By the end of his life (cancer) in the November of 2010, Uncle Friday owned a small hotel, student hostel and one of those shady night-and-morning boarding & lodging roadside motels beloved of drunk truck drivers and ladies of the night.
His widow, let us call her *Aunt Fridah, now fifty, immediately sold off the student hostel (too much maintenance) and the seedy ‘lojo’ (deep hatred of the place!) and bought a truck, lorry for lumber and a Canter with the proceeds.
She also made their long term hotel manager, ten years her junior but who had been in their hotel for fifteen years (the hotel is in their hometown), the new ‘transport manager.’
Wacha her son, upon doing a motor vehicle search, found out that the new vehicles were all under the name of their old hotel/new transport manager and got him locked up in police cells only for Aunt Fridah to bail him out, and inform her son that soon, ‘Gitau will be your new daddy.’

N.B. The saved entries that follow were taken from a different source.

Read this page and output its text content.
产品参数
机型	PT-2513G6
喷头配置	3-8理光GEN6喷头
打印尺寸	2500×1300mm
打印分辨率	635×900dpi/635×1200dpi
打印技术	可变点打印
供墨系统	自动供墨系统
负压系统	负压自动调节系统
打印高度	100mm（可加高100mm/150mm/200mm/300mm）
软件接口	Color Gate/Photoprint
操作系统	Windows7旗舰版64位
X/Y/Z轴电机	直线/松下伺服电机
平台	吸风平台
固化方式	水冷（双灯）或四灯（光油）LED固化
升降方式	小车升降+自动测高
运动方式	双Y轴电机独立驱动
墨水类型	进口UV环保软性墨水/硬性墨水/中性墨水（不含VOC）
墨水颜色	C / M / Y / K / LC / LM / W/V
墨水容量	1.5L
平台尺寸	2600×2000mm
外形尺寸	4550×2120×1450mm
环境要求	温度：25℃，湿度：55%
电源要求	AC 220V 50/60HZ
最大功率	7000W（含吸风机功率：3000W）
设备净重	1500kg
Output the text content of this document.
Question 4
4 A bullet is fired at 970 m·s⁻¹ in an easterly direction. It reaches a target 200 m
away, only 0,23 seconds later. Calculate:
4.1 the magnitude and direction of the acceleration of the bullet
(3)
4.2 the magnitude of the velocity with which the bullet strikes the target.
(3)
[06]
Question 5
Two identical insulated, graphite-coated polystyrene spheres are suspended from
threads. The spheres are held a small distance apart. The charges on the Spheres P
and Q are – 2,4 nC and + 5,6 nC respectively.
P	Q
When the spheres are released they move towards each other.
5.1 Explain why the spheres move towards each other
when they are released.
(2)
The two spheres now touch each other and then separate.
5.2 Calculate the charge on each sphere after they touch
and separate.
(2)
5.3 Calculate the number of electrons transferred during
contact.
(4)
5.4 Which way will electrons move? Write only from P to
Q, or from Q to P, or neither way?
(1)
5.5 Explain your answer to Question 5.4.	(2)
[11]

Wacha the daughter, who is in Saudi Arabia, found out that all those years Uncle Friday, whom she adored, was shuttling between Kisii, Eldoret and Mai Mahiu to keep his businesses in the black, Gitau was shafting Aunt Fridah, who was ‘so lonely and felt neglected.’
The daughter has now taken her mother to court to get a-hold of the hotel.
Worse still, shortly after getting the vehicles, Gitau took off with all three. Wata-do? The log books are in his name, and last they heard, he’d married a young lady from Kirinyaga.
Aunt Fridah now lives with her son in the house he grew up in (he’s not well off), as well as with his wife and her two grandkids, and the two women are forever at loggerheads, fights complete with insults.
‘I’ll throw that esese out of my house.’ ‘Let her try! In fact, she better watch out what she eats here.’
It is into this wannabe family cauldron that Uncle Fred, blissfully unaware of the goings on, is coming for Christmas, with his big idea to re-locate to Kenya complete with resources saved in the last quarter century.
His niece comes in from Saudi Arabia Friday the 23rd, and the idea is they all spend a week under aforementioned roof.
As they say in the ‘Hunger Games’ series: ‘Let the (family war wannabe) games begin.’